When Lions Speak: Representations of Non-Human Avatars in Digital Games

In recent years, the field of Animal Studies has emerged to interrogate the ways in which people understand, relate to, and represent other species. This discipline has already begun to explore the treatment of animals in literature and philosophy. But what about videogames? When we play a game where the avatar is a non-human animal, how is this experience of otherness represented, if at all? This paper will take two games in particular, Might and Delight’s Shelter and Maxis’s Spore, as case studies in order to examine the ways in which digital games typically reinscribe a logocentric framework that posits animal ontology as inferior.

This framework has a long history in the Western philosophical tradition, and finds one of its most coherent articulations in the work of René Descartes. Descartes locates the center of human subjectivity in the possession of a rational mind, encapsulated in his famous statement “I think, therefore I am” (Discourse on the Method, 17). In denying this same capacity of reason in other life-forms, Descartes also deprives them of subjectivity, individuality, and, therefore, the rights of individuals. This line of reasoning leads him to claim that people are “absolve[d] from the suspicion of crime when they eat or kill animals” (“Letter to the Marquess,” 62).

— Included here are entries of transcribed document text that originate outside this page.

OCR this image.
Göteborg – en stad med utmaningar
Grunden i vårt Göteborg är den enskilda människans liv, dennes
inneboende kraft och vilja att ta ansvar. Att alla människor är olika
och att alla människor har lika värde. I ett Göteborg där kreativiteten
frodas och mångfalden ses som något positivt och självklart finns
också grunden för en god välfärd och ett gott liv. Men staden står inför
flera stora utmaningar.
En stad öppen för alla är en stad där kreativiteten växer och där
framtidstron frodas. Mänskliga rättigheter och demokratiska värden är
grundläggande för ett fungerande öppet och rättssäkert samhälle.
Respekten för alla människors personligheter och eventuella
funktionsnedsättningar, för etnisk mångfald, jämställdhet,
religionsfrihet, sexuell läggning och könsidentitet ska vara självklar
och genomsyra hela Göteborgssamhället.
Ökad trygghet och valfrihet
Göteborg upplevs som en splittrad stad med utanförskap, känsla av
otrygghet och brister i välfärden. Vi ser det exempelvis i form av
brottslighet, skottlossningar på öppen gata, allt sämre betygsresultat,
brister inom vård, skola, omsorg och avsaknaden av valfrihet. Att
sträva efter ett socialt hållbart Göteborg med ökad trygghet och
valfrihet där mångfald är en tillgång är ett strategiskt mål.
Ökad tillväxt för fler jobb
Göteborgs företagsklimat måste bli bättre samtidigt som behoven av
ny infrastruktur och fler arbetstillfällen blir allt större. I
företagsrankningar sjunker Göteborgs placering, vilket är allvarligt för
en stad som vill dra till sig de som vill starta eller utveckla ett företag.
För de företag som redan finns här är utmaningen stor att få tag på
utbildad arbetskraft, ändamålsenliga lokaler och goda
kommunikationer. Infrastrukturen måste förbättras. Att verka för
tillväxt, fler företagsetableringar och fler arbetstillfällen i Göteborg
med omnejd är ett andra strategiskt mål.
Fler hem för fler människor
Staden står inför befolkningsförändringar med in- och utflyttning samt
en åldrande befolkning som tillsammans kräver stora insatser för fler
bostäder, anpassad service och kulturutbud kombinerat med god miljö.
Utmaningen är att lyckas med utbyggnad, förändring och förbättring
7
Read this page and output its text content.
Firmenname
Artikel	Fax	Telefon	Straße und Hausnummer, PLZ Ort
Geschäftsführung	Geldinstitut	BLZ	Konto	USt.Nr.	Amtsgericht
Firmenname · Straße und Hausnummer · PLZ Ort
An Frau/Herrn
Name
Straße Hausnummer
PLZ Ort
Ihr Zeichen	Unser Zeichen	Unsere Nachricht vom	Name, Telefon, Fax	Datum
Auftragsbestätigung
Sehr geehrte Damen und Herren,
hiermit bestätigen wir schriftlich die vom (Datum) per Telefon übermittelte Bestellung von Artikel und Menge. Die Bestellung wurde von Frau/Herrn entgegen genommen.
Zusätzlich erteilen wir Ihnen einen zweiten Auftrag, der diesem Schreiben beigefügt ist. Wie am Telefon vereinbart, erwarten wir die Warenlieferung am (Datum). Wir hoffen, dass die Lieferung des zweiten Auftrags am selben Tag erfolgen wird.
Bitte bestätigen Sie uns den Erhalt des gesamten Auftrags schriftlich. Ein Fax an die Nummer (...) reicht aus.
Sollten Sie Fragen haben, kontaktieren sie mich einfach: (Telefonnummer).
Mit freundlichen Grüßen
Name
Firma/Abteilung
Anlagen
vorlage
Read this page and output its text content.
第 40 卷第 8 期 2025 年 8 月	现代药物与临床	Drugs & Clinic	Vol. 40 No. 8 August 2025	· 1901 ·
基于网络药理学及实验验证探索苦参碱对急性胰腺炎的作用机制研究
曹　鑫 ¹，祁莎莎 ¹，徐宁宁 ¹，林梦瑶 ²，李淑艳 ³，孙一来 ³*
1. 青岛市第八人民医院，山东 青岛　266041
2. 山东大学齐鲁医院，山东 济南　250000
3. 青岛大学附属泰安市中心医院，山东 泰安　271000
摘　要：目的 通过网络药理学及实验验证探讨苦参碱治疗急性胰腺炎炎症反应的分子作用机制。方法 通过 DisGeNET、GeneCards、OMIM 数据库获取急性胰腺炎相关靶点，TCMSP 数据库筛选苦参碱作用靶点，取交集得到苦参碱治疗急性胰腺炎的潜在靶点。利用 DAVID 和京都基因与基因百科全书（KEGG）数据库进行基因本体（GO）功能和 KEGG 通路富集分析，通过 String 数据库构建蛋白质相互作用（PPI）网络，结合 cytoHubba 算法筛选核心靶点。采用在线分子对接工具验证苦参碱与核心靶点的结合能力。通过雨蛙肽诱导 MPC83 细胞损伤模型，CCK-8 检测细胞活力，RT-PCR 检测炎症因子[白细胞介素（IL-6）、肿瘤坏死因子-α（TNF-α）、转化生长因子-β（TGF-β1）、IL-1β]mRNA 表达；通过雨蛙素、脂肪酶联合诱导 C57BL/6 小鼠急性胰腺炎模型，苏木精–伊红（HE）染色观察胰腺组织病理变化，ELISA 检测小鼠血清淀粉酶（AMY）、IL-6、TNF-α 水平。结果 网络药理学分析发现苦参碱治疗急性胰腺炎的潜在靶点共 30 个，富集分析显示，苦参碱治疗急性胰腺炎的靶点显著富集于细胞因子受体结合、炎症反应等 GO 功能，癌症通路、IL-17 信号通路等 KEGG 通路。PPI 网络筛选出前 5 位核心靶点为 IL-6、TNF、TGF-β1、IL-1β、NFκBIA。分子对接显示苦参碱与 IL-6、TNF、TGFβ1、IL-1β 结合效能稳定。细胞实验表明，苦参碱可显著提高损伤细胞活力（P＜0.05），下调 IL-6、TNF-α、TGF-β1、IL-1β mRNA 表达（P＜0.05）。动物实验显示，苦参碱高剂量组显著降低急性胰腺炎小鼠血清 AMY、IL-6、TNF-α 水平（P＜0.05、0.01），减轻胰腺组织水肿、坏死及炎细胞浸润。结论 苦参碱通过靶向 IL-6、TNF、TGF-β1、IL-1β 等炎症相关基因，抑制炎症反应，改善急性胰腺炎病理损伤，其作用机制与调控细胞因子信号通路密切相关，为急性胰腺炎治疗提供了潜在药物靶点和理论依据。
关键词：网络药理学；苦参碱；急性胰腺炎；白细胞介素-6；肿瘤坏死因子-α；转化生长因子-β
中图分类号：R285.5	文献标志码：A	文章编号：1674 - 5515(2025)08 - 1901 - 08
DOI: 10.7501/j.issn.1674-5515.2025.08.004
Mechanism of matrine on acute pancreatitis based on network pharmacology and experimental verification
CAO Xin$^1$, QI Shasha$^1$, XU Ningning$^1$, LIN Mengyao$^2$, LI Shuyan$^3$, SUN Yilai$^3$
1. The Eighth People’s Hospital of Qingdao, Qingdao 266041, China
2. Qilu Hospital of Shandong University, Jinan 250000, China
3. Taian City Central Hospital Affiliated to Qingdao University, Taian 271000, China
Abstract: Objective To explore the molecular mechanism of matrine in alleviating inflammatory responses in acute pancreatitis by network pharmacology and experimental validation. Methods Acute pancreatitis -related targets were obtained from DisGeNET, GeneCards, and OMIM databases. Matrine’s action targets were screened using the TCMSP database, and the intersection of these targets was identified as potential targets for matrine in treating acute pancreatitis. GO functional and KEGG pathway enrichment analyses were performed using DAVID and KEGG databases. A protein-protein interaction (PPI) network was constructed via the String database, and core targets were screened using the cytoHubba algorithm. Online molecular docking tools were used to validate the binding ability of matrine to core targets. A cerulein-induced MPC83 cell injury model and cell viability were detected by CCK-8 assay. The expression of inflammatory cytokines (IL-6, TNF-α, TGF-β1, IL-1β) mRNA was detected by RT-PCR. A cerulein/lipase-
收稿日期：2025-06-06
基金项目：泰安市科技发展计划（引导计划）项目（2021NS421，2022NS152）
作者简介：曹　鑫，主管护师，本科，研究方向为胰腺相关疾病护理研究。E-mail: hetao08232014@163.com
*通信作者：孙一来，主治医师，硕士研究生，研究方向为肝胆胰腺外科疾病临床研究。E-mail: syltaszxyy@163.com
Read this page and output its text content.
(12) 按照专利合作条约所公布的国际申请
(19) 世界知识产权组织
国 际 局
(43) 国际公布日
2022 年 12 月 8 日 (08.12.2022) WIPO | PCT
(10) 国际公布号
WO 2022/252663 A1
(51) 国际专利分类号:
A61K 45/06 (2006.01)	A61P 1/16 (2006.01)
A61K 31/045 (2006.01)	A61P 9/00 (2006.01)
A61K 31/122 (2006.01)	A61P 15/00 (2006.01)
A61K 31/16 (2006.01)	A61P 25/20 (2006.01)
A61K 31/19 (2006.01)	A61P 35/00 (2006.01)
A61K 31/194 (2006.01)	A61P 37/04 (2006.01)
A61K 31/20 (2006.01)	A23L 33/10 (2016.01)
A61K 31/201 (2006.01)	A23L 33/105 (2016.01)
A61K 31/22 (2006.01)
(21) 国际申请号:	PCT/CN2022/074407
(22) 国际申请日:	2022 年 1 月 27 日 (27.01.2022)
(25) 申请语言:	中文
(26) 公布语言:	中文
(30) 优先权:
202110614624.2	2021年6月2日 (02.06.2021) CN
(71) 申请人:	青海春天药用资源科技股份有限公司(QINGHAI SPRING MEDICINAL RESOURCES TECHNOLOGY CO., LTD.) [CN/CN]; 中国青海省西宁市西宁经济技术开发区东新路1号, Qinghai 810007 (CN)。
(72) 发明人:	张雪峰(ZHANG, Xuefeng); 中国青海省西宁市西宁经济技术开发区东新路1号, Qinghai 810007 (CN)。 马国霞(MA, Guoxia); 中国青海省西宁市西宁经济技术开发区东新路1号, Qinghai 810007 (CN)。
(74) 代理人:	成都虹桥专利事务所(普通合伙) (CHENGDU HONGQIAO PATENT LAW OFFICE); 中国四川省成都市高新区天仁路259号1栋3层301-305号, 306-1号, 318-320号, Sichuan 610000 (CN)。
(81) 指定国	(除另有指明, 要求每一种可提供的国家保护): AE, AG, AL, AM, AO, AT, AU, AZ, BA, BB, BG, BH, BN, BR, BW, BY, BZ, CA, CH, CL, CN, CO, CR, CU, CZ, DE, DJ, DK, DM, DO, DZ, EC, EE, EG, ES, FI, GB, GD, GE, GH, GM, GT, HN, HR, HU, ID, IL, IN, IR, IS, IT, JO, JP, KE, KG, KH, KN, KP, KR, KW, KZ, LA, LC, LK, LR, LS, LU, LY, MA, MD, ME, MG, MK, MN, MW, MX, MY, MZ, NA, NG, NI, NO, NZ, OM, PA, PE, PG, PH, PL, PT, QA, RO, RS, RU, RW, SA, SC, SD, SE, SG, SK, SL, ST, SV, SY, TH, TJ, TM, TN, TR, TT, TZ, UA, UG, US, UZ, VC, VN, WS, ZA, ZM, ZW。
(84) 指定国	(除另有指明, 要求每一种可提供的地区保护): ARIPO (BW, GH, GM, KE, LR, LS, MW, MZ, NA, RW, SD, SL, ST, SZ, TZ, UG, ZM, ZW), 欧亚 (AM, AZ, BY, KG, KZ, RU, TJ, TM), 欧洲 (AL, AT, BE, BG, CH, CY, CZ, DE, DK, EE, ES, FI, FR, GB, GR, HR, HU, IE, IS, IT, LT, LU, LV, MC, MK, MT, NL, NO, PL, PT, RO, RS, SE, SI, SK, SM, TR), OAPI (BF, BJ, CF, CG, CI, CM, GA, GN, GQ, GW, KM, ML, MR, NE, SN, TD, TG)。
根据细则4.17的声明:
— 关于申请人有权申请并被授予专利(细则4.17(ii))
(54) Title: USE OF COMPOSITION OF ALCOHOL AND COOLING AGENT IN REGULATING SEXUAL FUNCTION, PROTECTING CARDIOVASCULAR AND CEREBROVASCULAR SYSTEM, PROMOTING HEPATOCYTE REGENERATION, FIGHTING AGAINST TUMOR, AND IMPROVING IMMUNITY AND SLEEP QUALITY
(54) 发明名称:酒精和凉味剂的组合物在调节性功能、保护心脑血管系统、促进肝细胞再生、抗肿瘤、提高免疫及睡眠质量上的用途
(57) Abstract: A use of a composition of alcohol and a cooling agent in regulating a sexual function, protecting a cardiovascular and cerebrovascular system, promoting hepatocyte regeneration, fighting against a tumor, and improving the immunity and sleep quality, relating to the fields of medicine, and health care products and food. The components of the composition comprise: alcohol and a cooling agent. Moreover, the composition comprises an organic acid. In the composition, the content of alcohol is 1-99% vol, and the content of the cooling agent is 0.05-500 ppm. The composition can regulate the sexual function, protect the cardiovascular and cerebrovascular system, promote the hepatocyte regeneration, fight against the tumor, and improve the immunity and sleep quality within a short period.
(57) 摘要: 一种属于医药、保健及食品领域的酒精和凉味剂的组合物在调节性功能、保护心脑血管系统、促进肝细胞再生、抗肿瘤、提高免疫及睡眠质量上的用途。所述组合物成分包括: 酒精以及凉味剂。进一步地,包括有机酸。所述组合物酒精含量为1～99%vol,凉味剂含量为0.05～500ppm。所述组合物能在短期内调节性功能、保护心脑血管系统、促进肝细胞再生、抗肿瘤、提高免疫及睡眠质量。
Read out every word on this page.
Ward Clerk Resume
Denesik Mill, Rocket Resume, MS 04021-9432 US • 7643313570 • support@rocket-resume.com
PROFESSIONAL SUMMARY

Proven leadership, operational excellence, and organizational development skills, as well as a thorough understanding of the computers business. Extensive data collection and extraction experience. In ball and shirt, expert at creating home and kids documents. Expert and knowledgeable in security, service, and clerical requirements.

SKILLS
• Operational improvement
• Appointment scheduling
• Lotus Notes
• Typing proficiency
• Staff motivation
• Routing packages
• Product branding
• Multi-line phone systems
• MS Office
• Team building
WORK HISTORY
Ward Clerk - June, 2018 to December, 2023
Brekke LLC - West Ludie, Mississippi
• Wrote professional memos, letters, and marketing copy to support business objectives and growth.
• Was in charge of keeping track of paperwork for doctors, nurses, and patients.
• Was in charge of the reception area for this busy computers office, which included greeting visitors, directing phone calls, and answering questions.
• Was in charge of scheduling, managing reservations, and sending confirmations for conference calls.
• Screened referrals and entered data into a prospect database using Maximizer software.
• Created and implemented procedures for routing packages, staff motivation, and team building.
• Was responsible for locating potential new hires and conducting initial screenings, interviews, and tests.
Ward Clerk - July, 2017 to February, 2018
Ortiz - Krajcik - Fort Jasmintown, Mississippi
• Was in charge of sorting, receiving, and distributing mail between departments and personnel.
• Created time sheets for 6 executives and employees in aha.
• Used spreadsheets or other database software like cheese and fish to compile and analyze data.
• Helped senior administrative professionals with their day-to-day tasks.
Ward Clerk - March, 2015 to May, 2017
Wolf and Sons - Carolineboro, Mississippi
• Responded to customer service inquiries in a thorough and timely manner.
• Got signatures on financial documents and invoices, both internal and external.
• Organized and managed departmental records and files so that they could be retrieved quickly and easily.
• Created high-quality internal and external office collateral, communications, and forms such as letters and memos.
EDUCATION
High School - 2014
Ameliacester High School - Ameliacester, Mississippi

While it is unlikely that either Might and Delight or Maxis are deliberately drawing on the theories of Descartes, the lack of nuance with which they treat their animal avatars leads these developers to both reflect and reinforce this problematic traditional representation of non-human animals. The ways in which the facets of this paradigm are reflected in these digital games are multiple and diverse, but some of the most prominent are the emphasis on visual perception, the lack of individual differentiation between members of the animal species, the symbolization of the avatar, and the use of traditional control schemes. It is important to note, however, that the anthropocentric approach to the relationship between humans and animals has not gone unchallenged. In particular, over the past 50 years, there has been concerted effort from thinkers working with diverse methodologies to challenge the traditional framing of this relationship, eventually leading to the development of Animal Studies as its own discourse. In my critique of Descartes and of Shelter and Spore, I will draw primarily from the Continental tradition of Animal Studies, especially Jacques Derrida, but also Giorgio Agamben, Cary Wolfe, and Brian Massumi.

Rather than simply using these theorists to inform my critique, however, I will also draw on their theories to suggest possible alternative approaches that would bring a different ideological framework to the representation of non-human animals as game avatars. Furthermore, I will look at how various developers have taken different approaches to gameplay in general that may also indicate avenues of exploration, from the anti-logocentrism of QWOP to the responsive, non-conflictual environment of Proteus.

A version of this paper was presented at the Games and Literary Theory conference, held at Loyola University in New Orleans. An expanded and revised version will be presented at DiGRA 2016 at Abertay University in Dundee, Scotland.